- Directed by: Marcel Varnel
- Written by: Roger Burford Frank Launder Curt Siodmak Richard Genée (1879 libretto) Camillo Walzel (1879 libretto) Paul Knepler [de] (1931 libretto) Ignaz Michael Welleminsky [de] (1931 libretto) Hans Martin Cremer (1931 libretto)
- Based on: The DuBarry by Carl Millöcker
- Produced by: Walter C. Mycroft
- Starring: Gitta Alpar Patrick Waddington Owen Nares Arthur Margetson
- Cinematography: Claude Friese-Greene
- Production company: British International Pictures
- Distributed by: Wardour Films, England
- Release dates: 25 October 1935 (London, England);
- Running time: 90 minutes
- Country: United Kingdom
- Language: English

= The Loves of Madame Dubarry =

I Give My Heart (US-Title: The Loves of Madame Dubarry) is a 1935 British historical film adapted from the stage operetta The DuBarry by Carl Millöcker and arranged by Theo Mackeben. Directed by Marcel Varnel, and produced by British International Pictures (BIP). It is based on the life of Madame Du Barry.

==Plot==
Jeanne is a milliner courted by aristocrats. She first has an affair with René, a young writer for Count du Barry.
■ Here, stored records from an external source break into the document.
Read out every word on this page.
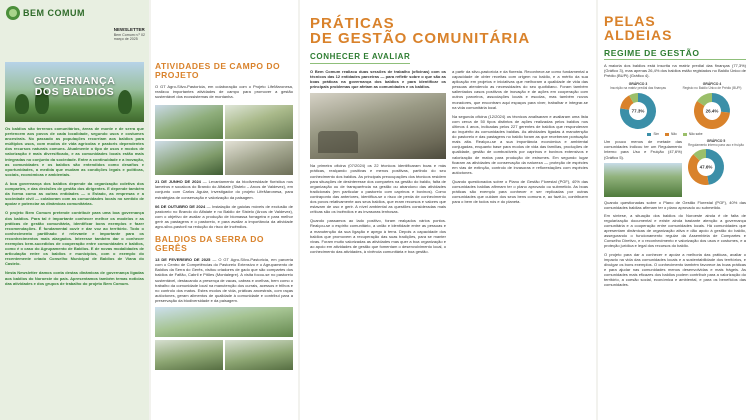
BEM COMUM
NEWSLETTER
Bem Comum n.º 02
março de 2025
GOVERNANÇA
DOS BALDIOS

Os baldios são terrenos comunitários, áreas de monte e de serra que pertencem aos povos de cada localidade, segundo usos e costumes ancestrais. No passado as populações recorriam aos baldios para múltiplos usos, com modos de vida agrícolas e pastoris dependentes dos recursos naturais comuns. Atualmente o tipo de usos e modos de valorização é mais diversificado, e as comunidades locais estão mais integradas no conjunto da sociedade. Entre a continuidade e a inovação, as comunidades e os baldios são entendidos como desafios e oportunidades, a medida que mudam as condições legais e políticas, sociais, económicas e ambientais.

A boa governança dos baldios depende da organização coletiva dos compartes, e das decisões de gestão dos dirigentes. E depende também da forma como as outras entidades — o Estado, as empresas e a sociedade civil — colaboram com as comunidades locais no sentido de apoiar e potenciar as dinâmicas comunitárias.

O projeto Bem Comum pretende contribuir para uma boa governança dos baldios. Para tal é importante conhecer melhor os modelos e as práticas de gestão comunitária, identificar bons exemplos e fazer recomendações. É fundamental ouvir e dar voz ao território. Todo o conhecimento partilhado é relevante e importante para os reconhecimentos mais alargados. Interesse também dar o conhecer exemplos bem-sucedidos de cooperação entre comunidades e baldios, como é o caso do Agrupamento de Baldios. E de novas modalidades de articulação entre os baldios e municípios, com o exemplo do recentemente criado Conselho Municipal de Baldios de Viana do Castelo.

Nesta Newsletter damos conta destas dinâmicas de governança ligadas aos baldios do Noroeste do país. Apresentamos também temas noticias das atividades e dos grupos de trabalho do projeto Bem Comum.

ATIVIDADES DE CAMPO DO PROJETO

O GT Agro-Silvo-Pastoricia, em colaboração com o Projeto LifeMaronesa, realizou importantes atividades de campo para promover a gestão sustentável dos ecossistemas de montanha.

21 DE JUNHO DE 2024 — Levantamento da biodiversidade florística nos lameiros e socalcos do Brando do Alfaiate (Sistelo – Arcos de Valdevez), em conjunto com Carlos Aguiar, investigador do projeto LifeMaronesa, para estratégias de conservação e valorização da paisagem.

06 DE OUTUBRO DE 2024 — Instalação de gaiolas móveis de exclusão de pastoreio no Brando do Alfaiate e no Baldio de Sistelo (Arcos de Valdevez), com o objetivo de avaliar a produção de biomassa forrageira e para melhor gerir as pastagens e o pastoreio, e para avaliar a importância da atividade agro-silvo-pastoril na redução do risco de incêndios.

BALDIOS DA SERRA DO GERÊS

13 DE FEVEREIRO DE 2025 — O GT Agro-Silvo-Pastoricia, em parceria com o Centro de Competências do Pastoreio Extensivo e o Agrupamento de Baldios da Serra do Gerês, visitou criadores de gado que são compartes dos baldios de Fafião, Cabril e Pitões (Montalegre). A visita focou-se no pastoreio sustentável, destacando a presença de vacas, cabras e ovelhas, bem como o trabalho da comunidade local na manutenção dos currais, acessos e trilhos e no controlo dos matos. Estes modos de vida, práticas ancestrais, com raças autóctones, geram alimentos de qualidade à comunidade e contribui para a preservação da biodiversidade e da paisagem.

PRÁTICAS
DE GESTÃO COMUNITÁRIA
CONHECER E AVALIAR

O Bem Comum realizou duas sessões de trabalho (oficinas) com os técnicos das 12 entidades parceiras — para refletir sobre o que são as boas práticas na governança dos baldios e para identificar os principais problemas que afetam as comunidades e os baldios.

Na primeira oficina (07/2024) os 22 técnicos identificaram boas e más práticas, realçando positivas e menos positivas, partindo do seu conhecimento dos baldios. As principais preocupações dos técnicos residem para situações de desinteresse dos compartes na gestão do baldio, falta de organização ou de transparência na gestão ou abandono das atividades tradicionais (em particular o pastoreio com caprinos e bovinos). Como contraponto das anteriores, identifica-se o risco de perda de conhecimento dos povos relativamente aos seus baldios, que eram recursos e valores que estavam de uso e gerir. A nível ambiental as questões consideradas mais críticas são os incêndios e as invasoras lenhosas.

Quando passamos ao lado positivo, foram realçados vários pontos. Realçou-se o espírito comunitário, a união e identidade entre as pessoas e a manutenção da sua ligação e apego à terra. Depois a capacidade dos baldios que promovem a recuperação das suas tradições, para se manter vivas. Foram muito valorizadas as atividades mas quer a boa organização e ao apoio em atividades de gestão que fomentam o desenvolvimento local, o conhecimento das atividades, à vivência comunitária e boa gestão.

a partir da silvo-pastorícia e da floresta. Reconhece-se como fundamental a capacidade de obter receitas com origem no baldio, e a mérito da sua aplicação em projetos e iniciativas que melhoram a qualidade de vida das pessoas atendendo as necessidades do seu quotidiano. Foram também salientados casos positivos de inovação e de ações em cooperação com outros parceiros, associações locais e escolas, mas também novos moradores, que encontram aqui espaços para viver, trabalhar e integrar-se na vida comunitária local.

Na segunda oficina (12/2024) os técnicos analisaram e avaliaram uma lista com cerca de 50 tipos distintos de ações realizadas pelos baldios nos últimos 4 anos, indicadas pelos 227 gerentes de baldios que responderam ao inquérito às comunidades baldias. As atividades ligadas à manutenção do pastoreio e das pastagens no baldio foram as que receberam pontuação mais alta. Realçou-se a sua importância económica e ambiental conjugadas, enquanto base para modos de vida das famílias, produções de qualidade, gestão de combustíveis por caprinos e bovinos extensivos e valorização de matos para produção de estrumes. Em segundo lugar ficaram as atividades de conservação da natureza — proteção de espécies em vias de extinção, controlo de invasoras e reflorestações com espécies autóctones.

Quando questionados sobre o Plano de Gestão Florestal (PGF), 40% das comunidades baldias afirmam ter o plano aprovado ou submetido. As boas práticas são exemplo para conhecer e ser replicadas por outras comunidades que cuidam dos seus bens comuns e, ao fazê-lo, contribuem para o bem de todos nós e do planeta.

PELAS
ALDEIAS
REGIME DE GESTÃO

A maioria dos baldios está inscrita na matriz predial das finanças (77,3%) (Gráfico 3), mas apenas 26,4% dos baldios estão registados no Baldio Único de Prédio (BUPi) (Gráfico 4).

GRÁFICO 3
Inscrição na matriz predial das finanças
77.3%
GRÁFICO 4
Registo no Baldio Único de Prédio (BUPi)
26.4%
Sim	Não	Não sabe

Um pouco menos de metade das comunidades indicou ter um Regulamento Interno para Uso e Fruição (47,6%) (Gráfico 5).

GRÁFICO 5
Regulamento interno para uso e fruição
47.6%

Quando questionadas sobre o Plano de Gestão Florestal (PGF), 40% das comunidades baldias afirmam ter o plano aprovado ou submetido.

Em síntese, a situação dos baldios do Noroeste ainda é de falta de regularização documental e existe ainda bastante atenção a governança comunitária e a cooperação entre comunidades locais. Há comunidades que apresentam dinâmicas de organização ativa e dão apoio à gestão do baldio, assegurando o funcionamento regular da Assembleia de Compartes e Conselho Diretivo, e o reconhecimento e valorização dos usos e costumes, e a proteção jurídica e legal dos recursos do baldio.

O projeto para dar a conhecer e apoiar a melhoria das práticas, avaliar o impacto na vida das comunidades locais e a sustentabilidade dos territórios, e divulgar os bons exemplos. O conhecimento também favorece às boas práticas e para ajudar nas comunidades menos desenvolvidas e mais frágeis. As comunidades mais eficazes dos baldios podem contribuir para a valorização do território, a coesão social, económica e ambiental, e para os benefícios das comunidades.
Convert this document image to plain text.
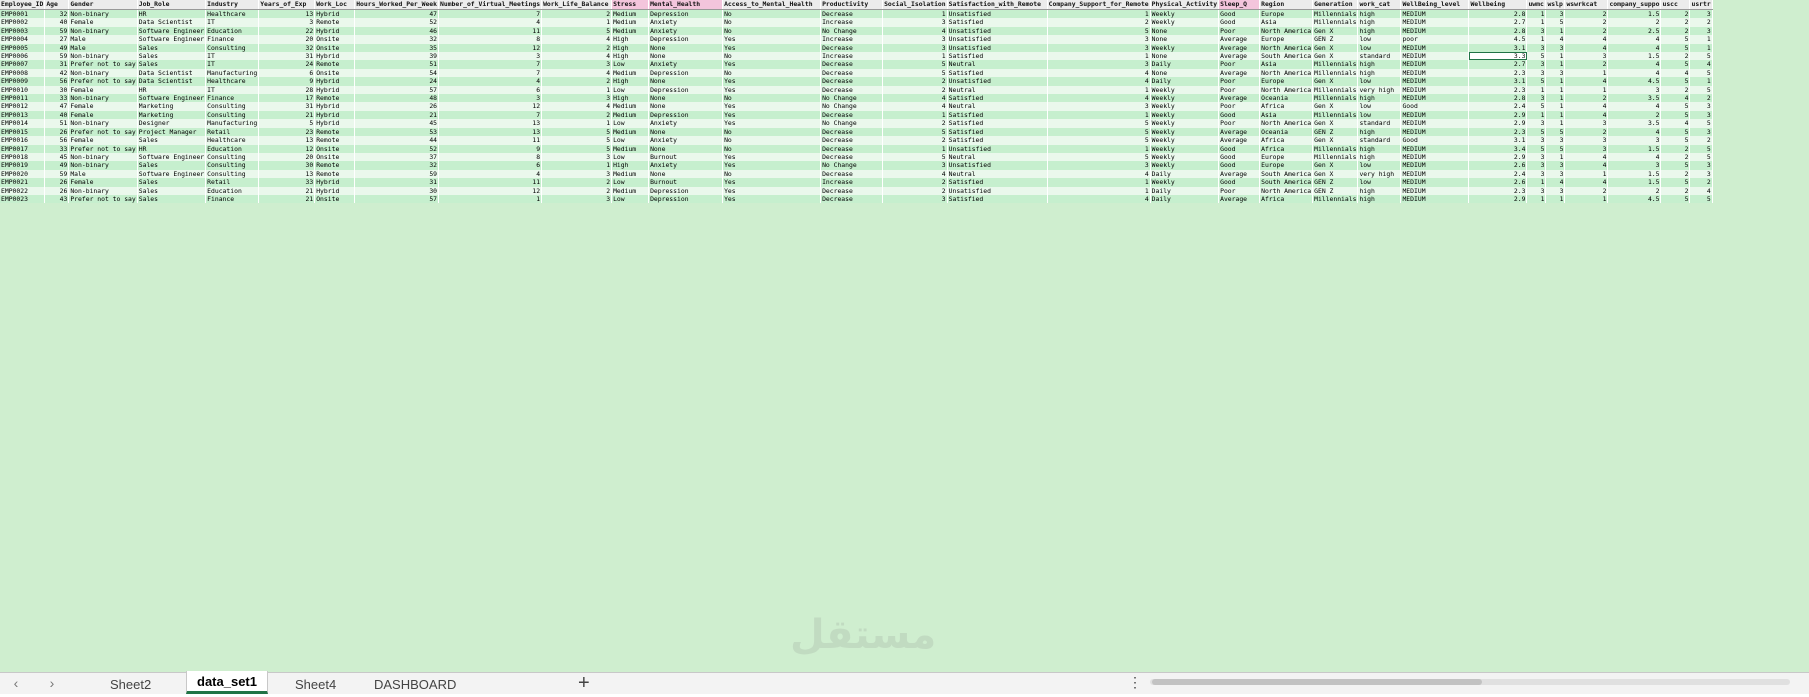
Employee_ID	Age	Gender	Job_Role	Industry	Years_of_Exp	Work_Loc	Hours_Worked_Per_Week	Number_of_Virtual_Meetings	Work_Life_Balance	Stress	Mental_Health	Access_to_Mental_Health	Productivity	Social_Isolation	Satisfaction_with_Remote	Company_Support_for_Remote	Physical_Activity	Sleep_Q	Region	Generation	work_cat	WellBeing_level	Wellbeing	uwmc	wslp	wswrkcat	company_suppo	uscc	usrtr
EMP0001	32	Non-binary	HR	Healthcare	13	Hybrid	47	7	2	Medium	Depression	No	Decrease	1	Unsatisfied	1	Weekly	Good	Europe	Millennials	high	MEDIUM	2.8	1	3	2	1.5	2	3
EMP0002	40	Female	Data Scientist	IT	3	Remote	52	4	1	Medium	Anxiety	No	Increase	3	Satisfied	2	Weekly	Good	Asia	Millennials	high	MEDIUM	2.7	1	5	2	2	2	2
EMP0003	59	Non-binary	Software Engineer	Education	22	Hybrid	46	11	5	Medium	Anxiety	No	No Change	4	Unsatisfied	5	None	Poor	North America	Gen X	high	MEDIUM	2.8	3	1	2	2.5	2	3
EMP0004	27	Male	Software Engineer	Finance	20	Onsite	32	8	4	High	Depression	Yes	Increase	3	Unsatisfied	3	None	Average	Europe	GEN Z	low	poor	4.5	1	4	4	4	5	1
EMP0005	49	Male	Sales	Consulting	32	Onsite	35	12	2	High	None	Yes	Decrease	3	Unsatisfied	3	Weekly	Average	North America	Gen X	low	MEDIUM	3.1	3	3	4	4	5	1
EMP0006	59	Non-binary	Sales	IT	31	Hybrid	39	3	4	High	None	No	Increase	1	Satisfied	1	None	Average	South America	Gen X	standard	MEDIUM	3.3	5	1	3	1.5	2	5
EMP0007	31	Prefer not to say	Sales	IT	24	Remote	51	7	3	Low	Anxiety	Yes	Decrease	5	Neutral	3	Daily	Poor	Asia	Millennials	high	MEDIUM	2.7	3	1	2	4	5	4
EMP0008	42	Non-binary	Data Scientist	Manufacturing	6	Onsite	54	7	4	Medium	Depression	No	Decrease	5	Satisfied	4	None	Average	North America	Millennials	high	MEDIUM	2.3	3	3	1	4	4	5
EMP0009	56	Prefer not to say	Data Scientist	Healthcare	9	Hybrid	24	4	2	High	None	Yes	Decrease	2	Unsatisfied	4	Daily	Poor	Europe	Gen X	low	MEDIUM	3.1	5	1	4	4.5	5	1
EMP0010	30	Female	HR	IT	28	Hybrid	57	6	1	Low	Depression	Yes	Decrease	2	Neutral	1	Weekly	Poor	North America	Millennials	very high	MEDIUM	2.3	1	1	1	3	2	5
EMP0011	33	Non-binary	Software Engineer	Finance	17	Remote	48	3	3	High	None	No	No Change	4	Satisfied	4	Weekly	Average	Oceania	Millennials	high	MEDIUM	2.8	3	1	2	3.5	4	2
EMP0012	47	Female	Marketing	Consulting	31	Hybrid	26	12	4	Medium	None	Yes	No Change	4	Neutral	3	Weekly	Poor	Africa	Gen X	low	Good	2.4	5	1	4	4	5	3
EMP0013	40	Female	Marketing	Consulting	21	Hybrid	21	7	2	Medium	Depression	Yes	Decrease	1	Satisfied	1	Weekly	Good	Asia	Millennials	low	MEDIUM	2.9	1	1	4	2	5	3
EMP0014	51	Non-binary	Designer	Manufacturing	5	Hybrid	45	13	1	Low	Anxiety	Yes	No Change	2	Satisfied	5	Weekly	Poor	North America	Gen X	standard	MEDIUM	2.9	3	1	3	3.5	4	5
EMP0015	26	Prefer not to say	Project Manager	Retail	23	Remote	53	13	5	Medium	None	No	Decrease	5	Satisfied	5	Weekly	Average	Oceania	GEN Z	high	MEDIUM	2.3	5	5	2	4	5	3
EMP0016	56	Female	Sales	Healthcare	13	Remote	44	11	5	Low	Anxiety	No	Decrease	2	Satisfied	5	Weekly	Average	Africa	Gen X	standard	Good	3.1	3	3	3	3	5	2
EMP0017	33	Prefer not to say	HR	Education	12	Onsite	52	9	5	Medium	None	No	Decrease	1	Unsatisfied	1	Weekly	Good	Africa	Millennials	high	MEDIUM	3.4	5	5	3	1.5	2	5
EMP0018	45	Non-binary	Software Engineer	Consulting	20	Onsite	37	8	3	Low	Burnout	Yes	Decrease	5	Neutral	5	Weekly	Good	Europe	Millennials	high	MEDIUM	2.9	3	1	4	4	2	5
EMP0019	49	Non-binary	Sales	Consulting	30	Remote	32	6	1	High	Anxiety	Yes	No Change	3	Unsatisfied	3	Weekly	Good	Europe	Gen X	low	MEDIUM	2.6	3	3	4	3	5	3
EMP0020	59	Male	Software Engineer	Consulting	13	Remote	59	4	3	Medium	None	No	Decrease	4	Neutral	4	Daily	Average	South America	Gen X	very high	MEDIUM	2.4	3	3	1	1.5	2	3
EMP0021	26	Female	Sales	Retail	33	Hybrid	31	11	2	Low	Burnout	Yes	Increase	2	Satisfied	1	Weekly	Good	South America	GEN Z	low	MEDIUM	2.6	1	4	4	1.5	5	2
EMP0022	26	Non-binary	Sales	Education	21	Hybrid	30	12	2	Medium	Depression	Yes	Decrease	2	Unsatisfied	1	Daily	Poor	North America	GEN Z	high	MEDIUM	2.3	3	3	2	2	2	4
EMP0023	43	Prefer not to say	Sales	Finance	21	Onsite	57	1	3	Low	Depression	Yes	Decrease	3	Satisfied	4	Daily	Average	Africa	Millennials	high	MEDIUM	2.9	1	1	1	4.5	5	5
‹	›	Sheet2	data_set1	Sheet4	DASHBOARD	+	⋮
مستقل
She then marries the Count in order to become Louis XV's mistress.

==Cast==
- Gitta Alpar as Madame du Barry
- Patrick Waddington as René
- Owen Nares as Louis XV of France
- Arthur Margetson as Count Du Barry
- Margaret Bannerman as Marechale
- Hugh Miller as Choiseul
- Gibb McLaughlin as De Brissac
- Iris Ashley as Margot
- Hay Petrie as Cascal
- Cicely Paget-Bowman
- Philip Ridgeway

==Critical reception==
Allmovie described it as "standard historical-drama fare, allowing dozens of top European actors to play "dress-up" for 90 minutes"; while TV Guide noted "A rather stiff British production that is well done but not compelling," rating it 2/5 stars.